The national enigma that is Rwanda

It feels odd for a country to be so strictly ruled, but how else could Rwanda shake off its historical baggage?

Rwanda is an enigma. It looks and feels more like Switzerland than Africa. There is a near-obsessive adherence to the rules that feels almost oppressive compared with the rest of the continent.

Motorbike taxi drivers all wear helmets drivers buckle up and nobody jumps a red light. Corruption is almost unheard of, pot-holes get fixed, and, once a month, everybody joins the national clean-up day to remove rubbish, cut grass and fix fences.

On other days, it can feel like a well-organised military camp, with its painted rocks, regular armed patrols and soldiers lining the streets every day from 3pm until 6am.

Yet, perhaps the taxi driver I spoke to on a trip across town put his finger on it when he said: “Rwanda isn’t a country. It’s an enterprise.”

He didn’t mean that this is a place set up for the enrichment of its board of directors.

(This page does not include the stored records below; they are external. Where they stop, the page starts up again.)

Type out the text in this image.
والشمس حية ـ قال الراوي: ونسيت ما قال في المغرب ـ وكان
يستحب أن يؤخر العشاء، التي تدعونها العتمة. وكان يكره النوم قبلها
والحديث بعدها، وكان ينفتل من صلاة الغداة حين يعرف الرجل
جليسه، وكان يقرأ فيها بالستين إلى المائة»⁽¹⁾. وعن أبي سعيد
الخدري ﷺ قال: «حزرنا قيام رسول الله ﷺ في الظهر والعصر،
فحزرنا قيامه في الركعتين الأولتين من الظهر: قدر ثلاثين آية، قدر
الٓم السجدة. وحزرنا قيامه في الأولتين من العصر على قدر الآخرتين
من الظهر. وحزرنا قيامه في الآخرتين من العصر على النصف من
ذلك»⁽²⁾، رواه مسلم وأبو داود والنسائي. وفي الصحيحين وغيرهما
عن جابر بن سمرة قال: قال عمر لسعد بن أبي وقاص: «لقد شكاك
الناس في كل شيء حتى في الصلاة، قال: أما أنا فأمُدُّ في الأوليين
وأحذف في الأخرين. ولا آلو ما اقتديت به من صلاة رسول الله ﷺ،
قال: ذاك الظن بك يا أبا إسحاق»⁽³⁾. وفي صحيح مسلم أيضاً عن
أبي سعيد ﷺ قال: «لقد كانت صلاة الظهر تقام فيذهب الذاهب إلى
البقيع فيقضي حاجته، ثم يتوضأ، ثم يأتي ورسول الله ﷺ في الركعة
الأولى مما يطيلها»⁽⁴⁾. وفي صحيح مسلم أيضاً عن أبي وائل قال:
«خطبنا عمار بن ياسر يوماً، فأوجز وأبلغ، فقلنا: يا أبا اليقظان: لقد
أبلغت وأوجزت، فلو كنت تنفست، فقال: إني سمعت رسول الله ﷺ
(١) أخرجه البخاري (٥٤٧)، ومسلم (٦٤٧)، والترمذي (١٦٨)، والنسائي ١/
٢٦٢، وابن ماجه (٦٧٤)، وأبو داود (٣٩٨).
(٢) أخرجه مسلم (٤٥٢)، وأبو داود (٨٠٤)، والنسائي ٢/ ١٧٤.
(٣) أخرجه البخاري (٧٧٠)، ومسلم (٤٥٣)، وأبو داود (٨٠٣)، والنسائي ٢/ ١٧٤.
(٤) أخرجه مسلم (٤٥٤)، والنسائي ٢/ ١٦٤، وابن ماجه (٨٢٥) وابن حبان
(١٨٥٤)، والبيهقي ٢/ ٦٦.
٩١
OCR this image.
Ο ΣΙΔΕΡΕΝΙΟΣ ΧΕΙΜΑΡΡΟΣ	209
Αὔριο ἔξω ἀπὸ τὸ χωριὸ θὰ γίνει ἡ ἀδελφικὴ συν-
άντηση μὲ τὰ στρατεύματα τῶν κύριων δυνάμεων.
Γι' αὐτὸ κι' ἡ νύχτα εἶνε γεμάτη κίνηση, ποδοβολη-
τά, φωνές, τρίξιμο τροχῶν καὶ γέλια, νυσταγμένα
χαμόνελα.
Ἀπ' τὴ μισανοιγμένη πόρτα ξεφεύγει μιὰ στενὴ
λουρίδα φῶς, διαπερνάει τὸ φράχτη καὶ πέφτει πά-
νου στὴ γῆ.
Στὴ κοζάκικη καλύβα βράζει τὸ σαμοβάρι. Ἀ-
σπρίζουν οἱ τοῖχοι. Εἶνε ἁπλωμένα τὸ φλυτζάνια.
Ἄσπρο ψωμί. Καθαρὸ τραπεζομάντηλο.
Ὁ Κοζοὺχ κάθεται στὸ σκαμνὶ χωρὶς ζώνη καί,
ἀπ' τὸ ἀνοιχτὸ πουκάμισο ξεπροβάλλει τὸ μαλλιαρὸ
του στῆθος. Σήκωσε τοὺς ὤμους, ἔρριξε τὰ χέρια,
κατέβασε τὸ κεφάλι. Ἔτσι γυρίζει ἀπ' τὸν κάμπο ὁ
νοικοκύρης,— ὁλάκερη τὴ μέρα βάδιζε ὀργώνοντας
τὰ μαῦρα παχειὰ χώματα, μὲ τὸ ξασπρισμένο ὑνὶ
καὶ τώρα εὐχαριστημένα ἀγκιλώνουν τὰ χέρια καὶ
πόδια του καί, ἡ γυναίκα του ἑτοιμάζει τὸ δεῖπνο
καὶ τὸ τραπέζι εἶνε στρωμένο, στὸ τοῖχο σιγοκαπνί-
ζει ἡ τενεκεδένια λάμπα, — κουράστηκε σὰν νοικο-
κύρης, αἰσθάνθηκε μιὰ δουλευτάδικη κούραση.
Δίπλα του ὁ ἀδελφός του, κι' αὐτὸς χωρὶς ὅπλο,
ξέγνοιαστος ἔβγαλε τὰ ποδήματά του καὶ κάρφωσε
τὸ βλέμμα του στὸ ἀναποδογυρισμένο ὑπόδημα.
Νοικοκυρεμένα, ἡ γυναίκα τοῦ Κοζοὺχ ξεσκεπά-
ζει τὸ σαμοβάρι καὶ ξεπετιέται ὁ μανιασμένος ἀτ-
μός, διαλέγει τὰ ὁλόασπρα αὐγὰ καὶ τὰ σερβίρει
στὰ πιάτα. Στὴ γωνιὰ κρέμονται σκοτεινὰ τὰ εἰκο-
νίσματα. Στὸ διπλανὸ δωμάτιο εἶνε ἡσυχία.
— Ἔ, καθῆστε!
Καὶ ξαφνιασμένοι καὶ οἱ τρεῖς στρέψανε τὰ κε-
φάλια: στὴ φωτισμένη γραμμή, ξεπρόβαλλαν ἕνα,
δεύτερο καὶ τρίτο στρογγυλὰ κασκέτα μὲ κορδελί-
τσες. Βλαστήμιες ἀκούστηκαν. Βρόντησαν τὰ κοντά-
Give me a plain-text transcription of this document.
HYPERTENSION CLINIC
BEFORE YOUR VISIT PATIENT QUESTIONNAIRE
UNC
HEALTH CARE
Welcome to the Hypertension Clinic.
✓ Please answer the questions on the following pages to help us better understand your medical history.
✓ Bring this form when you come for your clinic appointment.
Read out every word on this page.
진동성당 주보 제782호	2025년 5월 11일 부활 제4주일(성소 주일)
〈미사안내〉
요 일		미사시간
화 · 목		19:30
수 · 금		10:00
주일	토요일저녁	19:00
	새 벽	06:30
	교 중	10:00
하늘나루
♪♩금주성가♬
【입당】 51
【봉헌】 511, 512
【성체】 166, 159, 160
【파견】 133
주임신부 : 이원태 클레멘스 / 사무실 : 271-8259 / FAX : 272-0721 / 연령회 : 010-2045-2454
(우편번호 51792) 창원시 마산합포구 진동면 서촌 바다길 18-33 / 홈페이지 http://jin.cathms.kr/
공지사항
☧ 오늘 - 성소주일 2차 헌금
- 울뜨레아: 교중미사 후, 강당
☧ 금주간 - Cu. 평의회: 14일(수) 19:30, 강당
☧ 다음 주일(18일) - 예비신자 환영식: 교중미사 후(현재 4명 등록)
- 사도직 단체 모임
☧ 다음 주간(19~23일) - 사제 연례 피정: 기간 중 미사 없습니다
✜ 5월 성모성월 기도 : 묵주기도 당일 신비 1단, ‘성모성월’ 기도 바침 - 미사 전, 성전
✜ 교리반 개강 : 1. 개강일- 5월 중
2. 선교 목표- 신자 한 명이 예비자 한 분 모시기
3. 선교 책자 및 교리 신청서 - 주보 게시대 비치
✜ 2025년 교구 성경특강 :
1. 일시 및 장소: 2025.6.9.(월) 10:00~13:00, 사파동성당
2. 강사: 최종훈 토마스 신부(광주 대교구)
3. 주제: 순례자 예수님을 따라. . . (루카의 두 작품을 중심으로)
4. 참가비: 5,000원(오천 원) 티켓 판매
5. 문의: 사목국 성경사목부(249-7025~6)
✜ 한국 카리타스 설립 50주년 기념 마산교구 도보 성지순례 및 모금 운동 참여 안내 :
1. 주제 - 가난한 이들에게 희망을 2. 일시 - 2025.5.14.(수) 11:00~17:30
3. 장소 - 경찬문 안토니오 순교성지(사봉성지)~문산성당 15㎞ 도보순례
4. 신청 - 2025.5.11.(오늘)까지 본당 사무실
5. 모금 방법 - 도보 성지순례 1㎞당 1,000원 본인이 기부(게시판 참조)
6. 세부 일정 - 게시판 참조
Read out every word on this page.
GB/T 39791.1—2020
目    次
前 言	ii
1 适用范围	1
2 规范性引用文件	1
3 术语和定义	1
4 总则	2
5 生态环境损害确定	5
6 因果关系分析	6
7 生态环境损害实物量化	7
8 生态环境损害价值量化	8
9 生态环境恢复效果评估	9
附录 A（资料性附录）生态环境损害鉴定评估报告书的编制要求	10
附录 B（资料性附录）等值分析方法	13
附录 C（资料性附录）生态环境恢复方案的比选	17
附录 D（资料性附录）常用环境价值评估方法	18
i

Rather, he meant that it is run not so much as a democracy than a corporation, with a tough-minded CEO obsessed with efficiencies and systems designed to squeeze the best possible product out of the company.

That’s all very well when you are trying to make widgets and maximize profits, but it does start to feel a bit odd in a country.

And that’s where President Paul Kagame’s Rwanda bumps up against Western ideas of democracy and freedom.

But it is “Kagame’s Rwanda” – a country that he, more than any other individual, has shaped from the ashes of the 1994 genocide a moment in the nation’s history that became “Year Zero”.

Violent cycle

July 1 is Rwanda’s Independence Day. On that day in 1962, it formally won independence from its colonial master Belgium. But, by historical fate, July 4 is now celebrated as “Liberation Day”, marking the moment in 1994, when Kagame led his troops from the Rwandan Patriotic Front into Kigali to end 100 days of genocide.

The mass murder of ethnic Tutsis by extremist Hutus was only the latest and bloodiest round of violence in a cycle of killings that stretched back over most of the previous 30 years, so it was hard to imagine how the country could escape an endless cycle of ethnic bloodshed.

Kagame broke that cycle by ruthlessly making and enforcing laws prohibiting “genocide denialism”, “divisionism” (between the tribes), and “endangering public security”.

But he also went further, believing that they needed to instill military discipline throughout society, and a culture of obeying even the smallest rules to maintain social order.

Human rights groups, largely from the West, have accused Kagame of using those laws as tools to imprison political opponents, close down independent media and drive critics out of the country.

‘Old order’

In his Independence Day speech, he lashed back at those allegations. Standing before a stadium packed with 30,000 Rwandans, and several thousand more troops at attention on the field, the president cast his critics as practising a form of neo-colonialism.

“For the past century, including the last 50 years of independence, Africa lost immense opportunities largely due to unbalanced relationships within the global community that were often predatory and even abusive in nature,” he said.

“Today, new ways of perpetuating the old order have emerged in a subtle manner, often disguised as the defense of human rights, free speech and international justice.”

And so the national enigma: a country that is easily the best-run, least-corrupt and most progressive on the African continent, run by a man who sees human rights defenders as trying to reassert the old patronising, finger-wagging and, frankly, racist relationships of the past.

That view is difficult to accept. It is just as hard to imagine, however, any other way that Rwanda could have shaken off its historical baggage so effectively, and so fast.